質問者に若干の誤解があるようです。
まず、言われている内容は、単独世帯数が増えるのではなく、単独世帯率が高いということではありませんか。
理由は簡単です。欧米でもラテン系(イタリー、スペインなど)はやや異なりますが、イギリス、ドイツ、フランス、北欧、アメリカなどの諸国では、高齢者が子どもや孫と同居する慣習、すなわち拡大家族は極めて例外的です。
核家族という言葉はご存じですね。核家族は結婚して夫婦だけで暮らすことから始まり、子育てを経て、成人した子どもが独立してまた夫婦だけになり、やがて夫婦の一方が亡くなるところで終わります。(単身者は家族とは言いません)。
こうした仕組みは福祉国家以前からありました。福祉の充実が家族制度を変えたのではなく、家族制度を維持する方向で福祉が発達したのですね。
では、年金も保険も未発達な時代に、高齢者の生活はだれが支えていたのでしょうか。それは、親が引退する時、農園や商売を子どもが買い取る習慣があったからです。

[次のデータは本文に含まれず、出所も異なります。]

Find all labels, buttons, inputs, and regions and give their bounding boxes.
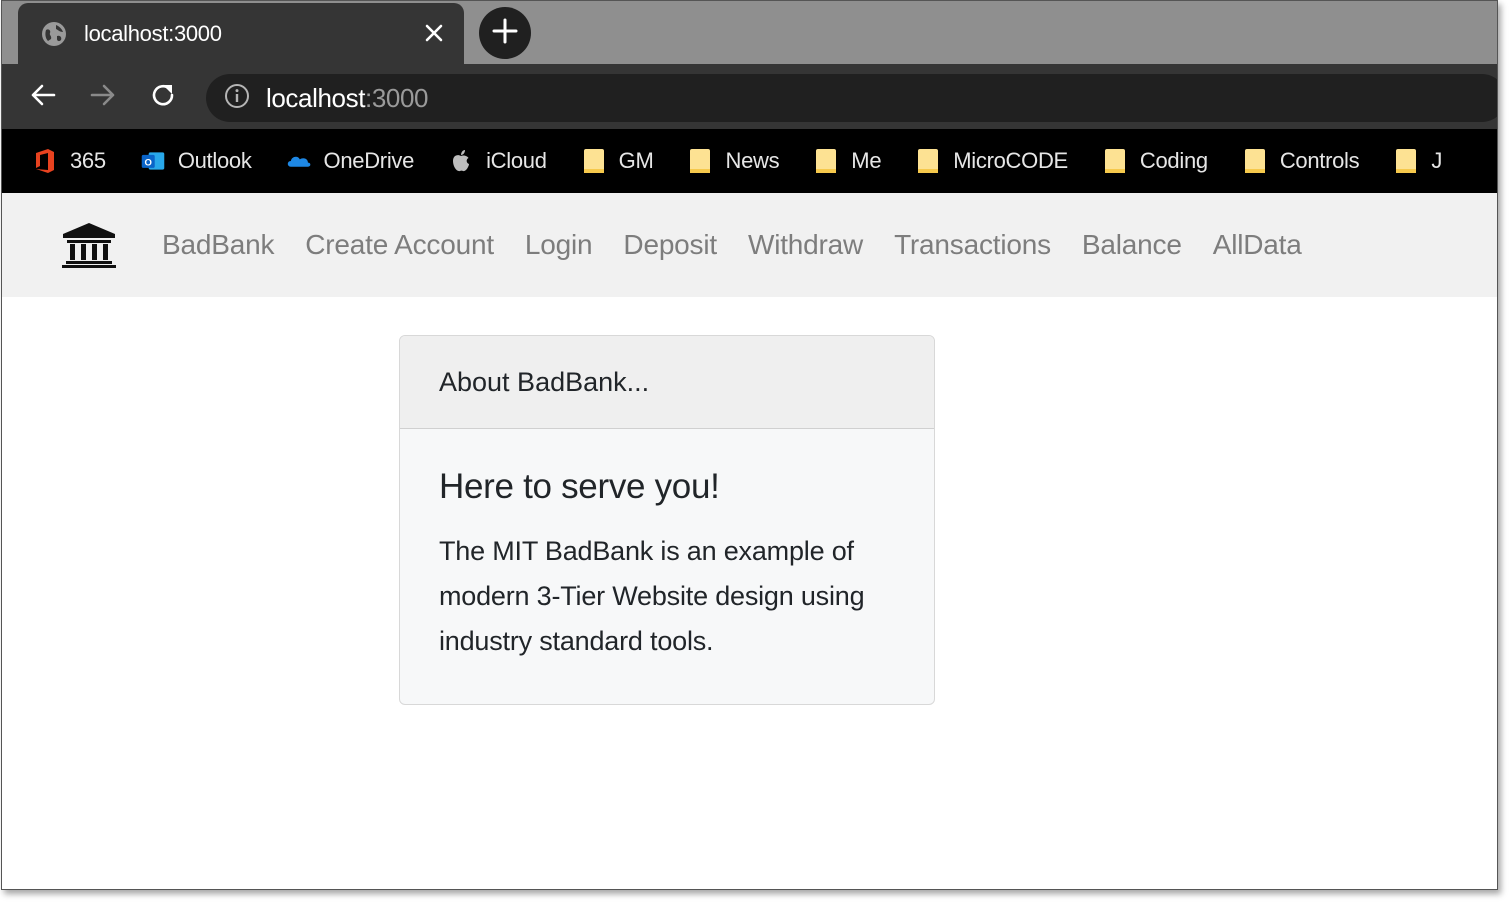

もちろん、必ずしも子どもに売る義務があるわけではありませんが、親は手数料がかからないし、子どもは市価より安く買えるので、親子とも満足する取引ななることが多いようです。
その取引を仲介したり、子どもに資金を融通するのは親の取引銀行です。経営の内容をよく知っているし、妥当な売却金額を算定する能力も備えているからです。
引退した夫婦は、アメリカならフロリダやハワイ、ヨーロッパならフランス、スペインの地中海岸など、太陽と砂浜のある保養地に引っ越します。積極的に人生を楽しむのがかれらの理想なのです。
それほど余裕がない高齢者は、家を処分して田舎の小さな別荘に移り住みます。さらに病気や障害がでてくると、高齢者向けの施設に入ります。クリスマスに孫たちが遊びにくるのが最大の楽しみのようです。
もちろん、北欧の場合は結婚についての意識の変化も無関係ではありません。しかし、これは家族の崩壊ではありません。いまや西欧諸国では婚外子(結婚していない夫婦の子ども)の割合は50%を超える国もありますが、家族のかたちに変化があったとはいえません。
もともと、質問者が示したこの統計は世帯を単位にしているので、家族に読みかえるのは間違いです。